Комнатка действительно оказалась совсем маленькая. Одно окно; около двери кровать; в другом углу, возле окна, раскрытый ломберный стол с чернильным прибором; три плетеных стула.

- Обед будет из двух блюд: суп и мясное блюдо, - продолжала хозяйка. - Считается в двадцать копеек; а ежели третье блюдо закажете - прибавка 15 копеек. Обедают в общей столовой между пятью и шестью часами, как кто удосужается. Остальные девять рублей - за квартиру. Мелочных расходов прислуге, дворнику - рубля два в месяц наберется. Чай - ваш, свечи - тоже ваши. Вы место искать приехали?

Чудинов сказал ей.

- Учиться? - переспросила она, - но ведь у вас и в своем округе университет есть? Зачем непременно в Петербург? Вся провинция в Петербург поднялась, а здесь, как нарочно, двери всё плотнее и плотнее запираются! Точно поветрие.

Чудинов не мог ничего более объяснить. Нельзя же сказать, что его влекла в Петербург безотчетная сила, - это было слишком субъективное побуждение, чтобы оправдать серьезный жизненный шаг. Хозяйка согласилась, впрочем, что, раз дело сделано, - не возвращаться же назад. Затем она, без всякой назойливости, а просто из доброго участия, расспросила его о средствах, которыми он располагает, и об его надеждах в будущем. Оказалось, что у него от дороги осталось около полутораста рублей, что из дома он надеется получать не больше пятидесяти - ста рублей в год и что главный расчет его - на свой собственный труд.

- Занятий приискивать будете? уроков? вот здесь, в нумерах, собственными глазами увидите, легко ли это добывается, - сказала она. - Иные по году бьются, кругом задолжали - и всё ни при чем. Вот, благослови господи, за лекции около двадцати пяти рублей за первое полугодие уплатить нужно, да мундирчики нынче требуются, да объявления в газетах придется печатать, - смотришь, из ваших полутораста-то рублей и немного останется. Ну, да там увидится. И то, правду сказать, запугиваньем дела не поправишь. Были бы хоть на первых порах сыты.

В тот же день, за обедом, один из жильцов, студент третьего курса, объяснил Чудинову, что так как он поступает в юридический факультет, то за лекции ему придется уплатить за полугодие около тридцати рублей, да обмундирование будет стоить, с форменной фуражкой и шпагой, по малой мере, семьдесят рублей. Объявления в газетах тоже потребуют изрядных денег.

- Я двадцать рублей, по крайней мере, издержал, а через полгода только один урок в купеческом доме получил, да и то случайно. Двадцать рублей в месяц зарабатываю, да вдобавок поучения по поводу разврата, обуявшего молодое поколение, выслушиваю. А в летнее время на шее у отца с матерью живу, благо ехать к ним недалеко. А им и самим жить нечем.

- Как же вы на двадцать рублей ухитряетесь жить?

- Да так вот. Отец рубля три в месяц высылает, переписывать рубля на два достаю, по десяти копеек с листа, да и то почти насильно выклянчил. От чая я уж отказался, ем раз в сутки, - сами видите, какая это еда! За лекции уплачивать несколько раз запаздывал, - чуть не исключили. Насилу упросил. Хозяйке и сейчас за три месяца должен, а она тоже из-за корки хлеба бьется. Хорошо, что на третьем курсе состою, хоть обмундирование для меня не обязательно, а для вас и это потребуется. Нынче у нас на первом курсе студенты чистенькие, напомаженные. И душа у них напомаженная. Ходят по улицам, шпагой поигрывают, думают: чем мы хуже пажей? И солдаты им честь отдают, - тоже лестно! Не тот уж ныне университет, что прежде.

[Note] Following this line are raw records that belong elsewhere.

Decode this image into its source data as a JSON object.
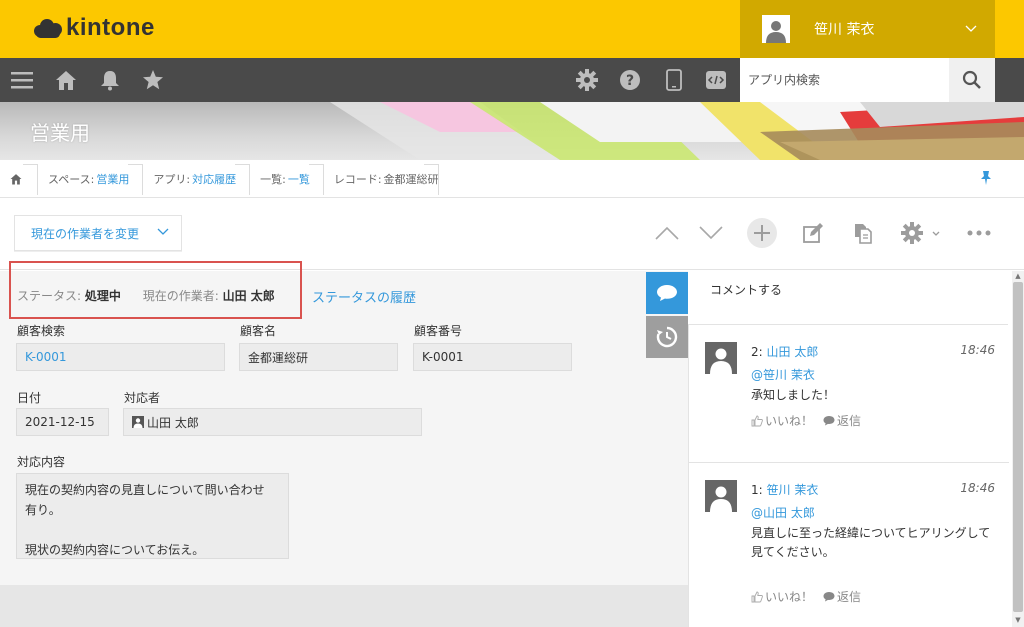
{
  "header": {
    "logo_text": "kintone",
    "user_name": "笹川 茉衣"
  },
  "nav": {
    "search_placeholder": "アプリ内検索"
  },
  "banner": {
    "title": "営業用"
  },
  "breadcrumb": {
    "space_label": "スペース:",
    "space_value": "営業用",
    "app_label": "アプリ:",
    "app_value": "対応履歴",
    "list_label": "一覧:",
    "list_value": "一覧",
    "record_label": "レコード:",
    "record_value": "金都運総研"
  },
  "toolbar": {
    "action_label": "現在の作業者を変更"
  },
  "status": {
    "status_label": "ステータス:",
    "status_value": "処理中",
    "assignee_label": "現在の作業者:",
    "assignee_value": "山田 太郎",
    "history_link": "ステータスの履歴"
  },
  "fields": {
    "customer_search_label": "顧客検索",
    "customer_search_value": "K-0001",
    "customer_name_label": "顧客名",
    "customer_name_value": "金都運総研",
    "customer_no_label": "顧客番号",
    "customer_no_value": "K-0001",
    "date_label": "日付",
    "date_value": "2021-12-15",
    "handler_label": "対応者",
    "handler_value": "山田 太郎",
    "content_label": "対応内容",
    "content_line1": "現在の契約内容の見直しについて問い合わせ",
    "content_line2": "有り。",
    "content_line3": "",
    "content_line4": "現状の契約内容についてお伝え。"
  },
  "comments": {
    "input_placeholder": "コメントする",
    "items": [
      {
        "number": "2:",
        "user": "山田 太郎",
        "time": "18:46",
        "mention": "@笹川 茉衣",
        "body": "承知しました！",
        "like": "いいね！",
        "reply": "返信"
      },
      {
        "number": "1:",
        "user": "笹川 茉衣",
        "time": "18:46",
        "mention": "@山田 太郎",
        "body": "見直しに至った経緯についてヒアリングして見てください。",
        "like": "いいね！",
        "reply": "返信"
      }
    ]
  },
  "colors": {
    "header_yellow": "#fcc800",
    "nav_dark": "#4a4a4a",
    "link_blue": "#3498db",
    "highlight_red": "#d9534f"
  }
}
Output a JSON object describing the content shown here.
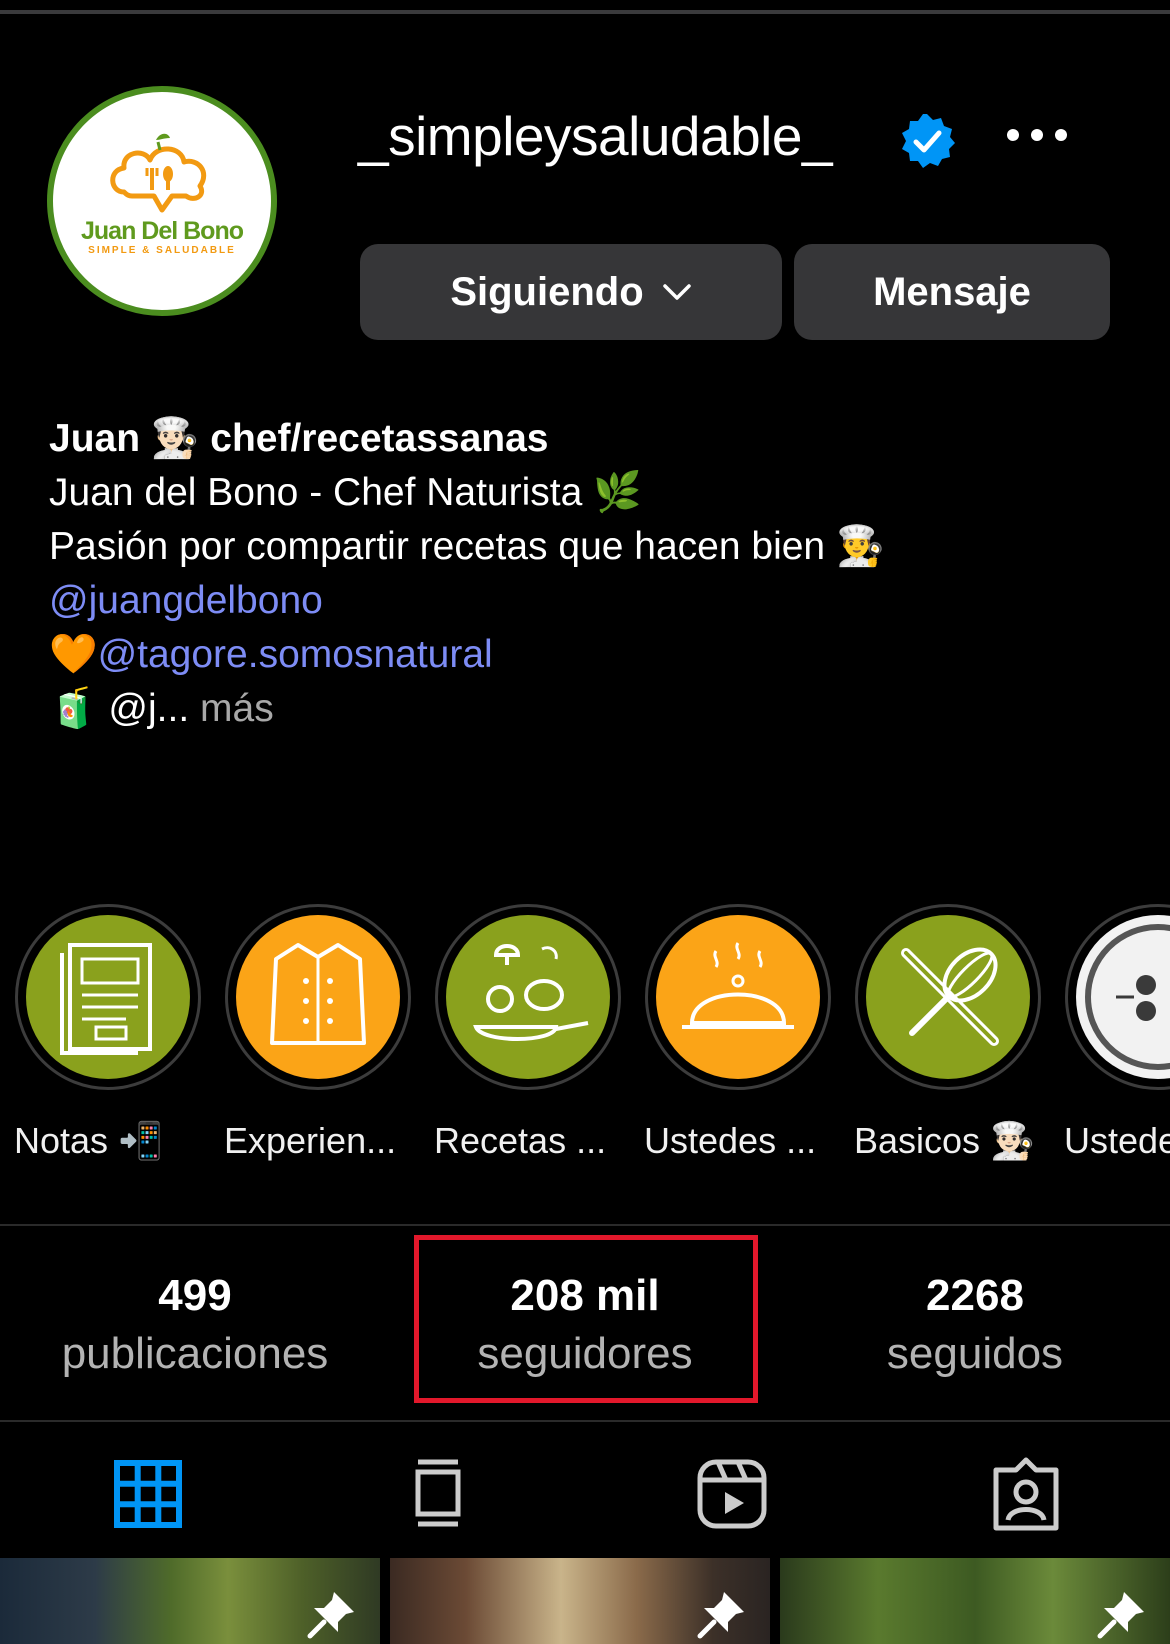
{
  "profile": {
    "username": "_simpleysaludable_",
    "avatar": {
      "logo_name": "Juan Del Bono",
      "logo_tagline": "SIMPLE & SALUDABLE"
    },
    "follow_button": "Siguiendo",
    "message_button": "Mensaje"
  },
  "bio": {
    "name_line": "Juan 👨🏻‍🍳 chef/recetassanas",
    "line2": "Juan del Bono - Chef Naturista 🌿",
    "line3": "Pasión por compartir recetas que hacen bien 👨‍🍳",
    "mention1": "@juangdelbono",
    "heart": "🧡",
    "mention2": "@tagore.somosnatural",
    "juice": "🧃",
    "truncated": "@j...",
    "more": "más"
  },
  "highlights": [
    {
      "label": "Notas 📲",
      "color": "#8aa11d",
      "icon": "notebook-icon"
    },
    {
      "label": "Experien...",
      "color": "#fba417",
      "icon": "chef-jacket-icon"
    },
    {
      "label": "Recetas ...",
      "color": "#8aa11d",
      "icon": "cooking-pan-icon"
    },
    {
      "label": "Ustedes ...",
      "color": "#fba417",
      "icon": "cloche-icon"
    },
    {
      "label": "Basicos 👨🏻‍🍳",
      "color": "#8aa11d",
      "icon": "whisk-rolling-pin-icon"
    },
    {
      "label": "Ustede",
      "color": "#f2f2f2",
      "icon": "pans-icon"
    }
  ],
  "stats": {
    "posts": {
      "value": "499",
      "label": "publicaciones"
    },
    "followers": {
      "value": "208 mil",
      "label": "seguidores"
    },
    "following": {
      "value": "2268",
      "label": "seguidos"
    }
  },
  "tabs": [
    {
      "name": "grid-tab",
      "icon": "grid-icon",
      "active": true
    },
    {
      "name": "feed-tab",
      "icon": "feed-icon",
      "active": false
    },
    {
      "name": "reels-tab",
      "icon": "reels-icon",
      "active": false
    },
    {
      "name": "tagged-tab",
      "icon": "tagged-icon",
      "active": false
    }
  ],
  "colors": {
    "accent": "#0095f6",
    "link": "#7d8cf5",
    "highlight_box": "#e2182b",
    "verified": "#0095f6"
  }
}
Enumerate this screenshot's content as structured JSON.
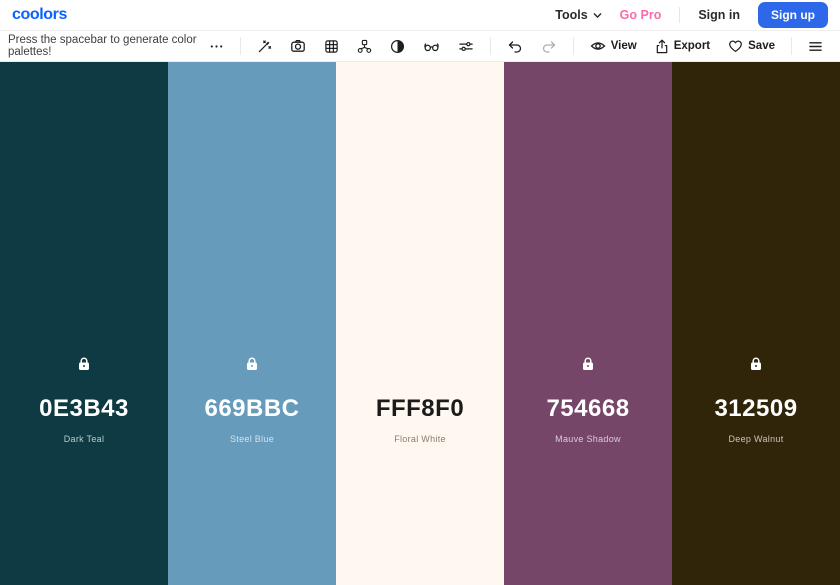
{
  "header": {
    "logo": "coolors",
    "tools_label": "Tools",
    "go_pro_label": "Go Pro",
    "sign_in_label": "Sign in",
    "sign_up_label": "Sign up",
    "brand_blue": "#0a63ff",
    "pro_pink": "#fa6bae",
    "signup_blue": "#2c68e9"
  },
  "toolbar": {
    "hint": "Press the spacebar to generate color palettes!",
    "view_label": "View",
    "export_label": "Export",
    "save_label": "Save",
    "icon_names": [
      "more-options",
      "magic-wand",
      "camera",
      "grid",
      "visualizer-nodes",
      "contrast",
      "color-blindness-glasses",
      "adjust-sliders",
      "undo",
      "redo",
      "eye",
      "export",
      "heart",
      "menu"
    ]
  },
  "palette": {
    "columns": [
      {
        "hex": "0E3B43",
        "name": "Dark Teal",
        "color": "#0E3B43",
        "locked": true,
        "text": "light"
      },
      {
        "hex": "669BBC",
        "name": "Steel Blue",
        "color": "#669BBC",
        "locked": true,
        "text": "light"
      },
      {
        "hex": "FFF8F0",
        "name": "Floral White",
        "color": "#FFF8F0",
        "locked": false,
        "text": "dark"
      },
      {
        "hex": "754668",
        "name": "Mauve Shadow",
        "color": "#754668",
        "locked": true,
        "text": "light"
      },
      {
        "hex": "312509",
        "name": "Deep Walnut",
        "color": "#312509",
        "locked": true,
        "text": "light"
      }
    ]
  }
}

Вообще некрасивую картину нарисовал новый знакомец, и в заключение прибавил:

- Не забудьте, что так как вы, после получения аттестата зрелости, два года баклуши били, то для вас потребуется проверочный экзамен. Tolle me, mu, mi, mis, si declinare domus vis - не забыли?

На другой же день начались похождения Чудинова. Прежде всего он отправился в контору газеты и подал объявление об уроке, причем упомянул об основательном знании древних языков, а равно и о том, что не прочь и от переписки. Потом явился в правление университета, подал прошение и получил ответ, что он обязывается держать поверочный экзамен.

Был август месяц в начале, но на дворе уже пахло осенью. Наступало дождливое время, вечера темнели, да благодаря постоянно покрытому тучами небу улицы с утра уже наполнялись сумерками. Но город мало-помалу оживал, уличное движение становилось заметнее и заметнее. С летней каторги обыватели перемещались на зимнюю, в надежде хоть печным теплом отогреться от летних продуваний и сквозных ветров. Сколько при этих переездах испорчено было мебели, сколько распростудилось кухарок - это поймет только коренной петербургский житель, которому ни флюсы, ни желудочные катары, ни плевриты - ничто не в поучение.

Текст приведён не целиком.